In the middle of his senior performance, Solis makes a quick transition while one of his fellow musicians plays a solo. He whips off his bass guitar and throws on a set of drums just in time to beat his way back into the melody. The crowd hollers in excitement and Solis seems to radiate in his performance. “I love seeing people dance, I love seeing people groove with what I’m doing, I feed off of the way people react to my music,” Solis says. “And so I love being able to make people happy and to make people forget about the stuff that’s getting them down. I love being a good performer.”
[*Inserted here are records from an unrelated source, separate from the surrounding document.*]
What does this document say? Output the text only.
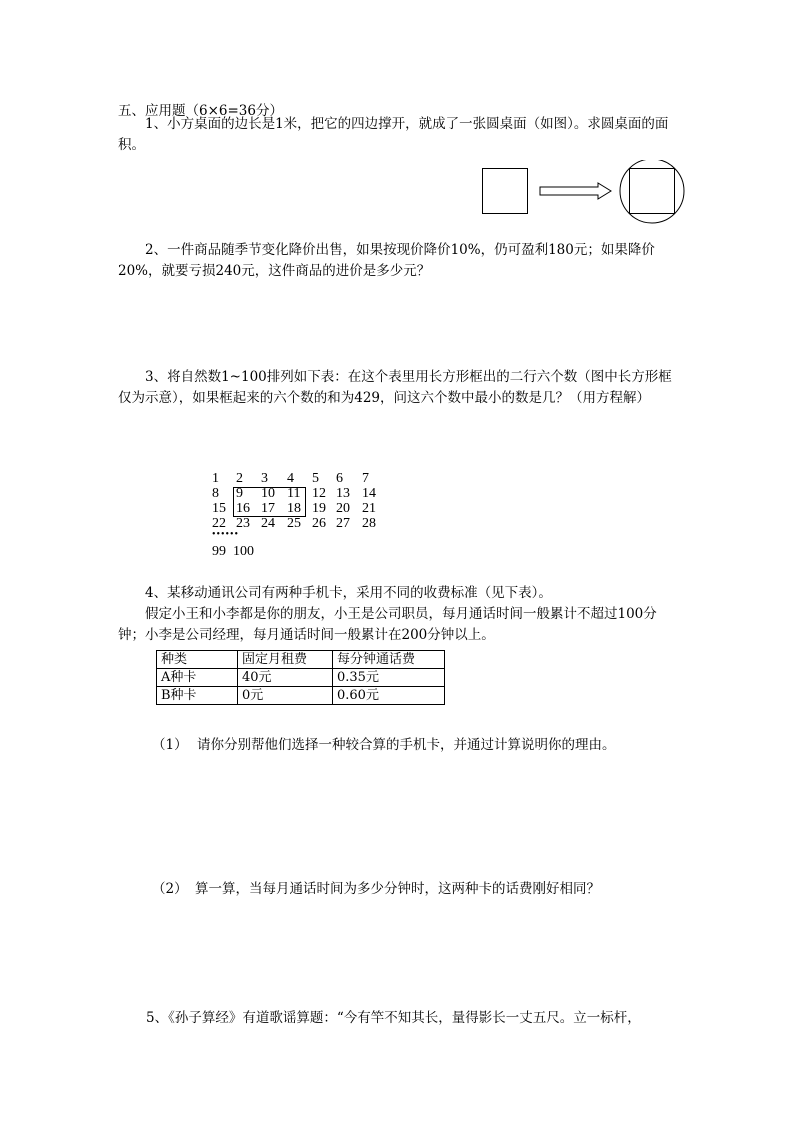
五、应用题（6×6=36分）
1、小方桌面的边长是1米，把它的四边撑开，就成了一张圆桌面（如图）。求圆桌面的面积。
2、一件商品随季节变化降价出售，如果按现价降价10%，仍可盈利180元；如果降价20%，就要亏损240元，这件商品的进价是多少元？
3、将自然数1~100排列如下表：在这个表里用长方形框出的二行六个数（图中长方形框仅为示意），如果框起来的六个数的和为429，问这六个数中最小的数是几？（用方程解）
1 2 3 4 5 6 7
8 9 10 11 12 13 14
15 16 17 18 19 20 21
22 23 24 25 26 27 28
••••••
99  100
4、某移动通讯公司有两种手机卡，采用不同的收费标准（见下表）。
假定小王和小李都是你的朋友，小王是公司职员，每月通话时间一般累计不超过100分钟；小李是公司经理，每月通话时间一般累计在200分钟以上。
种类	固定月租费	每分钟通话费
A种卡	40元	0.35元
B种卡	0元	0.60元
（1） 请你分别帮他们选择一种较合算的手机卡，并通过计算说明你的理由。
（2） 算一算，当每月通话时间为多少分钟时，这两种卡的话费刚好相同？
5、《孙子算经》有道歌谣算题：“今有竿不知其长，量得影长一丈五尺。立一标杆，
After graduation, Solis is scheduled to have an EP released in the coming months with his signature combination of reggae, cuban music, salsa and drumming. After that, he’s just looking to make his way as a professional musician however he can. “I hope to just chip away, make a name for myself wherever I find myself, in Santa Fe or someplace else.” After these years at SFUAD, Solis says he has been able to build strong relationships with his peers and instructors. “I feel like I’ve made very good connections and had a very good opportunity to network. [Contemporary Music Chairman] Horace [Young] knows everybody…I realized, and it took me four years to realize it, but these are the people that I’m going to be working with as a professional,” Solis says. “These are the musicians of the next generation and to build good relationships with them and to network with them…is really what I think has been my most valuable experience here at SFUAD.”